La France adoptera tardivement la télégraphie électrique qui sonnera le glas des fameux sémaphores inventés par Chappe, couvrant le territoire depuis 1794. Les avantages qu’elle offre aux compagnies pour améliorer la sécurité de leur exploitation sont évidents, mais bien qu’empruntant leurs emprises, l’État en conservera durablement le monopole pour des raisons de politiques de sûreté. En 1855, les compagnies ont le droit de se doter d’un service télégraphique autonome. Mais non sans une immixtion et un contrôle étatiques pesants. Cet article développe essentiellement les interfaces rugueuses entre une administration d’État et des exploitants privés. Le foisonnement des premières applications de la télégraphie à l’exploitation ferroviaire sera traité dans un autre article.
Un Journal des Chemins de fer enfiévré
L’année 1842 est décisive pour le développement des chemins de fer en France. En janvier, l’Anglais Whittlelock a compris l’intérêt de lancer un bimensuel, le Journal des Chemins de fer, devenu hebdomadaire le 18 juin à la veille du vote de la loi du 22 juin qui planifie un réseau d’artères majeures et son mode de financement. Libéral, le journal ne cesse de pointer l’avance des techniques. Le 3 septembre 1842, un petit article présente le télégraphe de jour et de nuit inventé par Richard Else : placé à la jonction de deux sections de voie, deux bras mobiles d’inégale longueur, peints en noir et fixés sur un disque opaque peint en blanc éclairé la nuit : c’est là la nouveauté, « pouvoir signaler la nuit. »
Plus substantiel, le 12 novembre suivant, un article résume une expérience de trois années sur le chemin de fer de Blackwall à Londres : de la comparaison entre une ligne à simple voie équipée du télégraphe électrique et une autre à double voie sans télégraphe, il ressort « l’immense économie qui résulterait pour l’établissement des chemins de fer de la propagation du télégraphe électrique. (…) Avec le secours du télégraphe, on a pu organiser sur une ligne très fréquentée des départs de quart d’heure en quart d’heure, sans qu’il en résultât aucun accident. Sur tout autre chemin, une aussi grande multiplication des convois eut fatalement amené des collisions terribles, surtout la nuit. (…) Avec le télégraphe, rien n’est à craindre ; chaque train est toujours instruit aux stations qu’il touche de la position exacte du convoi qui le précède et de celui qui le suit, de même qu’ils sont informés à leur tour de la sienne propre. » De ce service facilité et de cette sécurité garantie par le télégraphe électrique, l’auteur en tire un argument pour que la France adopte un réseau de chemins de fer à voie unique, conjuguant des gares d’évitement convenablement placées avec un bon règlement de service ! Et de chiffrer à 120 millions les économies réalisées pour construire 4 000 km de lignes, dotées de rails de 30 kg.
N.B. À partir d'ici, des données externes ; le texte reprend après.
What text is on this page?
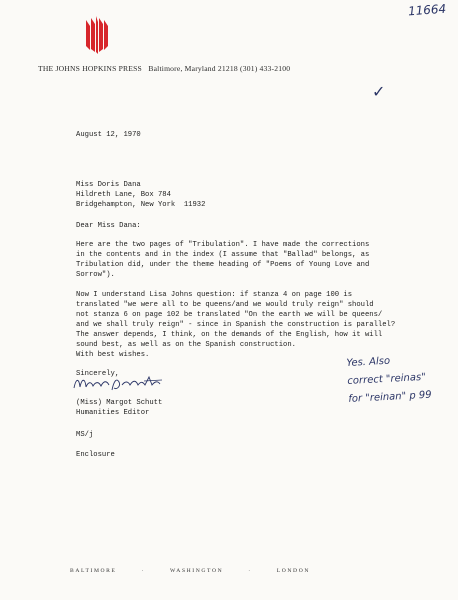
THE JOHNS HOPKINS PRESS Baltimore, Maryland 21218 (301) 433-2100
11664
✓
August 12, 1970
Miss Doris Dana
Hildreth Lane, Box 784
Bridgehampton, New York  11932
Dear Miss Dana:
Here are the two pages of "Tribulation". I have made the corrections
in the contents and in the index (I assume that "Ballad" belongs, as
Tribulation did, under the theme heading of "Poems of Young Love and
Sorrow").
Now I understand Lisa Johns question: if stanza 4 on page 100 is
translated "we were all to be queens/and we would truly reign" should
not stanza 6 on page 102 be translated "On the earth we will be queens/
and we shall truly reign" - since in Spanish the construction is parallel?
The answer depends, I think, on the demands of the English, how it will
sound best, as well as on the Spanish construction.
With best wishes.
Sincerely,
(Miss) Margot Schutt
Humanities Editor
MS/j
Enclosure
Yes. Also
correct "reinas"
for "reinan" p 99
BALTIMORE	·	WASHINGTON	·	LONDON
Et de rappeler que si « le principal motif de préférence pour les chemins à double voie, le seul sérieux, c’est leur sécurité plus grande relativement aux chemins à une seule voie », ce motif disparaît par le recours à la télégraphie électrique.
1844 : l’impulsion tardive de l’État
Nommée le 8 novembre 1844, animée par le sous-secrétaire d’État à l’Intérieur Passy, une commission est enfin chargée d’évaluer l’intérêt de la télégraphie électrique1. Le rapport rendu le 23 novembre, après avoir rappelé l’application heureuse de la télégraphie électrique en Angleterre, aux États-Unis et en Allemagne, propose un essai sur une ligne de chemin de fer : « cet essai est d’autant plus urgent qu’un projet de loi a été présenté dans la dernière session pour l’établissement de nouvelles lignes télégraphiques. Il est donc nécessaire de savoir quel système devra être appliqué. Il faut également que la question soit résolue, pour déterminer les conditions nouvelles qu’il y aura lieu de l’introduire dans les cahiers des charges des concessions de chemins de fer. » Rapport conclu en sollicitant un crédit extraordinaire de 240 000 francs pour cet essai, accordé.